Duke University Medical Center
DUKE MYCOLOGY RESEARCH UNIT
Faculty and Research

Joseph Heitman, MD, PhD
James B. Duke Professor
Department of Molecular Genetics and Microbiology
Director, Center for Microbial Pathogenesis
Director, Duke University Program in Genetics and Genomics
lab members  •  alumni  •  publications  •  website

Biography:

Joseph Heitman was an undergraduate at the University of Chicago, where he studied chemistry and biochemistry and was converted to molecular biology. He then matriculated as an MD-PhD student at Cornell and Rockefeller Universities and worked with Peter Model and Norton Zinder on how restriction enzymes recognize specific DNA sequences and how bacteria respond to and repair DNA breaks and nicks. Dr. Heitman moved as an EMBO fellow to the Biocenter in Basel Switzerland where in studies with Mike Hall he initiated the use of yeast as a model for studies of immunosuppressive drug action. Dr. Heitman moved to Duke in 1992, and is a member of the Department of Molecular Genetics and Microbiology where his studies focus on how cells sense and respond to the environment.

Dr. Heitman and colleagues focus on the yeast Saccharomyces cerevisiae and Cryptococcus neoformans, and their studies have revealed general principles of signal transduction that control cell development. Their efforts are now increasingly devoted to Cryptococcus neoformans as a model pathogen, and focus on the calcineurin, cAMP-protein kinase A, and MAP kinase cascades that control mating and virulence, the structure and function of the mating type locus, and the role of sexual recombination in the evolution of virulence.

Dr. Heitman is a recipient of the Burroughs Wellcome Scholar Award in Molecular Pathogenic Mycology (1998-2005), the 2002 ASBMB AMGEN award for significant contributions using molecular biology to our understanding of human disease, and the 2003 Squibb Award from the Infectious Diseases Society of America (IDSA) for outstanding contributions to infectious disease research.
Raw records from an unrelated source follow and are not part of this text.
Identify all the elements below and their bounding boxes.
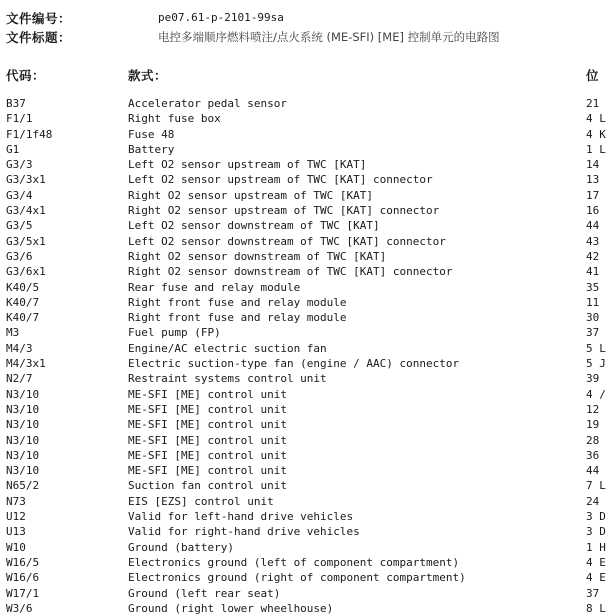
table-row (0, 478, 606, 493)
row-position: 42 (586, 249, 600, 263)
row-description: Accelerator pedal sensor (128, 97, 287, 110)
row-code: W10 (6, 540, 26, 554)
row-description: Electronics ground (left of component compartment) (128, 555, 460, 569)
column-header-position: 位 (586, 68, 600, 83)
doc-title-row (6, 27, 596, 46)
row-description: EIS [EZS] control unit (128, 494, 274, 508)
row-description: Suction fan control unit (128, 479, 287, 493)
row-position: 21 (586, 97, 600, 110)
row-position: 43 (586, 234, 600, 248)
table-row (0, 310, 602, 325)
row-code: N65/2 (6, 479, 40, 493)
row-code: W16/5 (6, 555, 40, 569)
row-code: M4/3 (6, 341, 33, 355)
row-position: 36 (586, 448, 600, 462)
row-position: 44 (586, 464, 600, 478)
table-row (0, 264, 602, 279)
table-row (0, 387, 606, 402)
row-description: Battery (128, 142, 175, 156)
row-description: Restraint systems control unit (128, 372, 327, 386)
row-code: N3/10 (6, 418, 40, 432)
row-description: Right O2 sensor downstream of TWC [KAT] connector (128, 265, 453, 279)
table-row (0, 555, 606, 570)
table-row (0, 127, 606, 142)
row-position: 39 (586, 372, 600, 386)
row-description: Rear fuse and relay module (128, 280, 301, 294)
doc-title-value: 电控多端顺序燃料喷注/点火系统 (ME-SFI) [ME] 控制单元的电路图 (158, 29, 500, 44)
row-description: ME-SFI [ME] control unit (128, 433, 287, 447)
row-position: 3 D (586, 510, 606, 524)
row-code: G3/3x1 (6, 173, 46, 187)
row-description: Left O2 sensor upstream of TWC [KAT] (128, 158, 367, 172)
table-row (0, 157, 602, 172)
row-code: G3/6 (6, 249, 33, 263)
row-position: 12 (586, 402, 600, 416)
row-position: 1 H (586, 540, 606, 554)
table-row (0, 570, 606, 585)
table-row (0, 448, 602, 463)
component-table (0, 96, 606, 616)
row-code: K40/7 (6, 295, 40, 309)
row-code: G3/5x1 (6, 234, 46, 248)
table-row (0, 96, 602, 111)
row-code: F1/1f48 (6, 127, 53, 141)
row-code: G3/5 (6, 219, 33, 233)
row-position: 28 (586, 433, 600, 447)
row-code: N2/7 (6, 372, 33, 386)
row-description: Valid for left-hand drive vehicles (128, 510, 354, 524)
row-description: Right front fuse and relay module (128, 311, 347, 325)
row-description: Valid for right-hand drive vehicles (128, 525, 360, 539)
document-header (6, 8, 596, 46)
table-row (0, 142, 606, 157)
row-code: W17/1 (6, 586, 40, 600)
row-description: Right O2 sensor upstream of TWC [KAT] (128, 188, 374, 202)
row-description: Left O2 sensor downstream of TWC [KAT] (128, 219, 380, 233)
row-code: N3/10 (6, 387, 40, 401)
row-position: 30 (586, 311, 600, 325)
row-code: N3/10 (6, 464, 40, 478)
row-position: 4 K (586, 127, 606, 141)
row-position: 11 (586, 295, 600, 309)
table-row (0, 325, 602, 340)
table-header (0, 66, 602, 86)
table-row (0, 356, 606, 371)
row-position: 44 (586, 219, 600, 233)
row-position: 37 (586, 326, 600, 340)
doc-title-label: 文件标题： (6, 29, 72, 45)
row-code: G3/4x1 (6, 204, 46, 218)
row-description: Left O2 sensor upstream of TWC [KAT] connector (128, 173, 433, 187)
row-position: 4 E (586, 555, 606, 569)
row-code: M3 (6, 326, 20, 340)
row-position: 4 E (586, 571, 606, 585)
table-row (0, 494, 602, 509)
row-description: Fuse 48 (128, 127, 175, 141)
table-row (0, 111, 606, 126)
table-row (0, 188, 602, 203)
row-code: K40/7 (6, 311, 40, 325)
table-row (0, 417, 602, 432)
table-row (0, 172, 602, 187)
row-description: Ground (right lower wheelhouse) (128, 601, 334, 615)
row-description: Fuel pump (FP) (128, 326, 221, 340)
row-description: Right O2 sensor downstream of TWC [KAT] (128, 249, 387, 263)
row-position: 41 (586, 265, 600, 279)
table-row (0, 249, 602, 264)
row-code: U13 (6, 525, 26, 539)
table-row (0, 509, 606, 524)
table-row (0, 371, 602, 386)
table-row (0, 540, 606, 555)
row-description: Left O2 sensor downstream of TWC [KAT] connector (128, 234, 446, 248)
row-code: N3/10 (6, 448, 40, 462)
doc-number-value: pe07.61-p-2101-99sa (158, 11, 284, 24)
table-row (0, 218, 602, 233)
table-row (0, 601, 606, 616)
row-description: Ground (left rear seat) (128, 586, 281, 600)
table-row (0, 433, 602, 448)
row-position: 17 (586, 188, 600, 202)
row-code: M4/3x1 (6, 357, 46, 371)
table-row (0, 524, 606, 539)
row-description: ME-SFI [ME] control unit (128, 448, 287, 462)
row-position: 3 D (586, 525, 606, 539)
row-description: Electric suction-type fan (engine / AAC) connector (128, 357, 460, 371)
row-code: N3/10 (6, 402, 40, 416)
row-description: Engine/AC electric suction fan (128, 341, 327, 355)
row-description: Electronics ground (right of component compartment) (128, 571, 466, 585)
row-position: 37 (586, 586, 600, 600)
row-position: 8 L (586, 601, 606, 615)
row-code: W3/6 (6, 601, 33, 615)
table-row (0, 295, 602, 310)
table-row (0, 402, 602, 417)
row-code: G3/4 (6, 188, 33, 202)
row-code: B37 (6, 97, 26, 110)
row-position: 19 (586, 418, 600, 432)
row-code: K40/5 (6, 280, 40, 294)
row-position: 4 L (586, 112, 606, 126)
row-description: Right fuse box (128, 112, 221, 126)
row-description: Ground (battery) (128, 540, 234, 554)
row-code: F1/1 (6, 112, 33, 126)
row-position: 35 (586, 280, 600, 294)
table-row (0, 203, 602, 218)
row-position: 5 J (586, 357, 606, 371)
column-header-model: 款式： (128, 68, 168, 83)
row-code: N73 (6, 494, 26, 508)
row-code: U12 (6, 510, 26, 524)
row-description: Right front fuse and relay module (128, 295, 347, 309)
row-position: 4 / (586, 387, 606, 401)
row-position: 1 L (586, 142, 606, 156)
row-code: N3/10 (6, 433, 40, 447)
table-row (0, 280, 602, 295)
row-description: Right O2 sensor upstream of TWC [KAT] connector (128, 204, 440, 218)
table-row (0, 586, 602, 601)
doc-number-row (6, 8, 596, 27)
table-row (0, 463, 602, 478)
row-description: ME-SFI [ME] control unit (128, 387, 287, 401)
row-position: 24 (586, 494, 600, 508)
doc-number-label: 文件编号： (6, 10, 72, 26)
table-row (0, 341, 606, 356)
row-position: 16 (586, 204, 600, 218)
table-row (0, 234, 602, 249)
row-position: 5 L (586, 341, 606, 355)
row-position: 7 L (586, 479, 606, 493)
row-code: G1 (6, 142, 20, 156)
row-description: ME-SFI [ME] control unit (128, 418, 287, 432)
row-code: G3/6x1 (6, 265, 46, 279)
column-header-code: 代码： (6, 68, 46, 83)
row-position: 14 (586, 158, 600, 172)
row-description: ME-SFI [ME] control unit (128, 464, 287, 478)
row-code: G3/3 (6, 158, 33, 172)
row-position: 13 (586, 173, 600, 187)
row-code: W16/6 (6, 571, 40, 585)
row-description: ME-SFI [ME] control unit (128, 402, 287, 416)
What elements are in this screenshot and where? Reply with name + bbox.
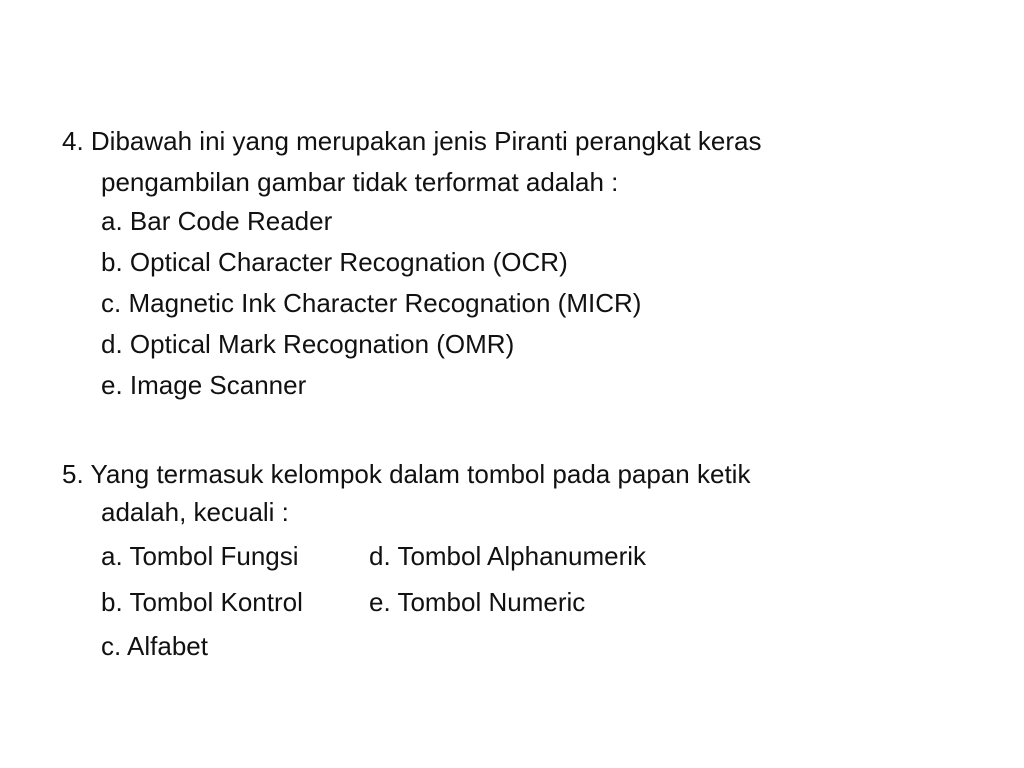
question-5-option-e: e. Tombol Numeric — [369, 587, 586, 617]
question-4-option-e: e. Image Scanner — [101, 370, 307, 400]
question-5-option-d: d. Tombol Alphanumerik — [369, 541, 647, 571]
question-4-option-d: d. Optical Mark Recognation (OMR) — [101, 329, 515, 359]
question-4-option-a: a. Bar Code Reader — [101, 206, 333, 236]
question-4-option-b: b. Optical Character Recognation (OCR) — [101, 247, 568, 277]
question-5-text-continued: adalah, kecuali : — [101, 497, 289, 527]
question-5-option-a: a. Tombol Fungsi — [101, 541, 299, 571]
question-5-text: 5. Yang termasuk kelompok dalam tombol pada papan ketik — [62, 459, 751, 489]
question-4-text: 4. Dibawah ini yang merupakan jenis Piranti perangkat keras — [62, 126, 762, 156]
question-5-option-b: b. Tombol Kontrol — [101, 587, 303, 617]
question-5-option-c: c. Alfabet — [101, 631, 208, 661]
question-4-text-continued: pengambilan gambar tidak terformat adalah : — [101, 167, 619, 197]
question-4-option-c: c. Magnetic Ink Character Recognation (MICR) — [101, 288, 642, 318]
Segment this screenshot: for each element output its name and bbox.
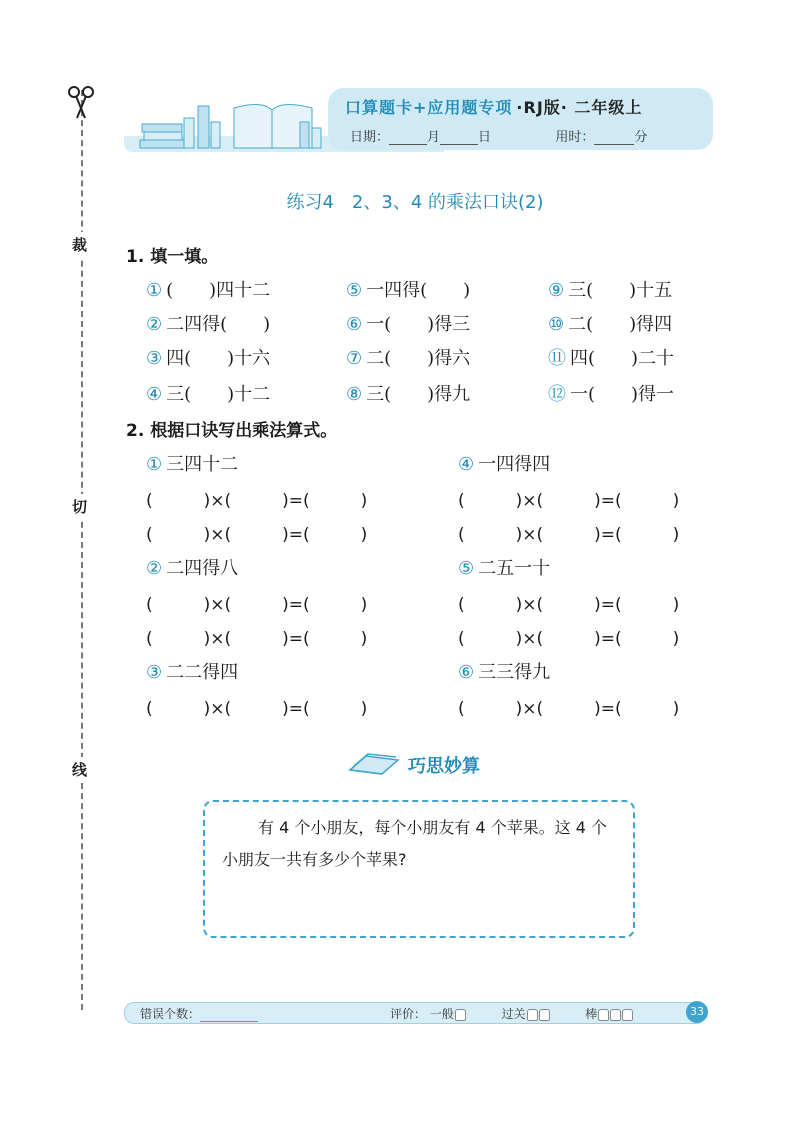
lesson-title: 练习4 2、3、4 的乘法口诀(2) [286, 192, 544, 213]
minute-label: 分 [634, 130, 648, 145]
section2-heading: 2. 根据口诀写出乘法算式。 [126, 421, 338, 441]
rating-label: 评价： [390, 1007, 427, 1021]
errors-count [140, 1005, 258, 1022]
rhyme-5: ⑤ 二五一十 [458, 558, 551, 579]
cut-mark-xian: 线 [72, 757, 87, 782]
fill-item-10: ⑩ 二( )得四 [548, 314, 673, 335]
errors-blank[interactable] [200, 1010, 258, 1022]
page-number: 33 [686, 1001, 708, 1023]
fill-item-11: ⑪ 四( )二十 [548, 348, 675, 369]
scissors-icon [66, 86, 96, 120]
books-stack-icon [346, 752, 404, 776]
fill-item-3: ③ 四( )十六 [146, 348, 271, 369]
fill-item-1: ① ( )四十二 [146, 280, 271, 301]
errors-label: 错误个数： [140, 1007, 201, 1021]
date-month-blank[interactable] [440, 132, 478, 145]
equation-6a[interactable]: ( )×( )=( ) [458, 699, 680, 719]
rhyme-6: ⑥ 三三得九 [458, 662, 551, 683]
rhyme-4: ④ 一四得四 [458, 454, 551, 475]
equation-5b[interactable]: ( )×( )=( ) [458, 629, 680, 649]
cut-line [81, 90, 83, 1010]
book-title-main: 口算题卡+应用题专项 [345, 98, 513, 117]
thumb-icon[interactable] [622, 1009, 633, 1021]
equation-2a[interactable]: ( )×( )=( ) [146, 595, 368, 615]
day-label: 日 [478, 130, 492, 145]
thumb-icon[interactable] [455, 1009, 466, 1021]
thumb-icon[interactable] [527, 1009, 538, 1021]
cut-mark-qie: 切 [72, 494, 87, 519]
time-label: 用时： [555, 130, 595, 145]
thumb-icon[interactable] [539, 1009, 550, 1021]
fill-item-8: ⑧ 三( )得九 [346, 384, 471, 405]
equation-1b[interactable]: ( )×( )=( ) [146, 525, 368, 545]
month-label: 月 [427, 130, 441, 145]
thumb-icon[interactable] [598, 1009, 609, 1021]
equation-2b[interactable]: ( )×( )=( ) [146, 629, 368, 649]
thinking-question: 有 4 个小朋友，每个小朋友有 4 个苹果。这 4 个小朋友一共有多少个苹果? [222, 818, 608, 869]
equation-1a[interactable]: ( )×( )=( ) [146, 491, 368, 511]
fill-item-6: ⑥ 一( )得三 [346, 314, 471, 335]
equation-4a[interactable]: ( )×( )=( ) [458, 491, 680, 511]
time-blank[interactable] [594, 132, 634, 145]
fill-item-2: ② 二四得( ) [146, 314, 271, 335]
equation-5a[interactable]: ( )×( )=( ) [458, 595, 680, 615]
rating [390, 1005, 633, 1022]
fill-item-7: ⑦ 二( )得六 [346, 348, 471, 369]
rating-pass-label: 过关 [501, 1007, 526, 1021]
fill-item-12: ⑫ 一( )得一 [548, 384, 675, 405]
fill-item-5: ⑤ 一四得( ) [346, 280, 471, 301]
book-title [345, 95, 642, 118]
rating-ok-label: 一般 [429, 1007, 454, 1021]
rhyme-1: ① 三四十二 [146, 454, 239, 475]
fill-item-9: ⑨ 三( )十五 [548, 280, 673, 301]
book-edition: ·RJ版· 二年级上 [516, 98, 643, 117]
books-illustration-icon [122, 98, 337, 150]
cut-mark-cai: 裁 [72, 232, 87, 257]
date-time-row [350, 126, 647, 145]
fill-item-4: ④ 三( )十二 [146, 384, 271, 405]
rhyme-3: ③ 二二得四 [146, 662, 239, 683]
section1-heading: 1. 填一填。 [126, 247, 219, 267]
thinking-title: 巧思妙算 [408, 756, 480, 777]
equation-3a[interactable]: ( )×( )=( ) [146, 699, 368, 719]
rhyme-2: ② 二四得八 [146, 558, 239, 579]
rating-great-label: 棒 [585, 1007, 598, 1021]
date-label: 日期： [350, 130, 390, 145]
date-year-blank[interactable] [389, 132, 427, 145]
equation-4b[interactable]: ( )×( )=( ) [458, 525, 680, 545]
thumb-icon[interactable] [610, 1009, 621, 1021]
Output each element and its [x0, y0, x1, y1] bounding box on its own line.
He has served as an instructor in residence since 1998 for the Molecular Mycology Course at the Marine Biological Laboratory at Woods Hole, MA. Dr. Heitman is an editor for the journals Eukaryotic Cell, Fungal Genetics and Biology, PLoS Pathogens, and Current Genetics; a member of the editorial boards of PLoS Biology, Current Biology, and Cell Host and Microbe; an advisory board member for the Fungal Genome Initiative at the Broad Institute and for the Fungal Kingdom Genome Project at the Department of Energy Joint Genome Institute; and serves on the awards committee of the Infectious Diseases Society of America. He was elected a member of the American Society for Clinical Investigation (ASCI) in 2003, a fellow of the Infectious Diseases Society of America (IDSA) in 2003, a fellow of the American Academy of Microbiology in 2004, a fellow of the American Association for the Advancement of Science (AAAS) in 2004, and to the Association of American Physicians (AAP) in 2006. Dr. Heitman was an investigator with the Howard Hughes Medical Institute from 1992 to 2005.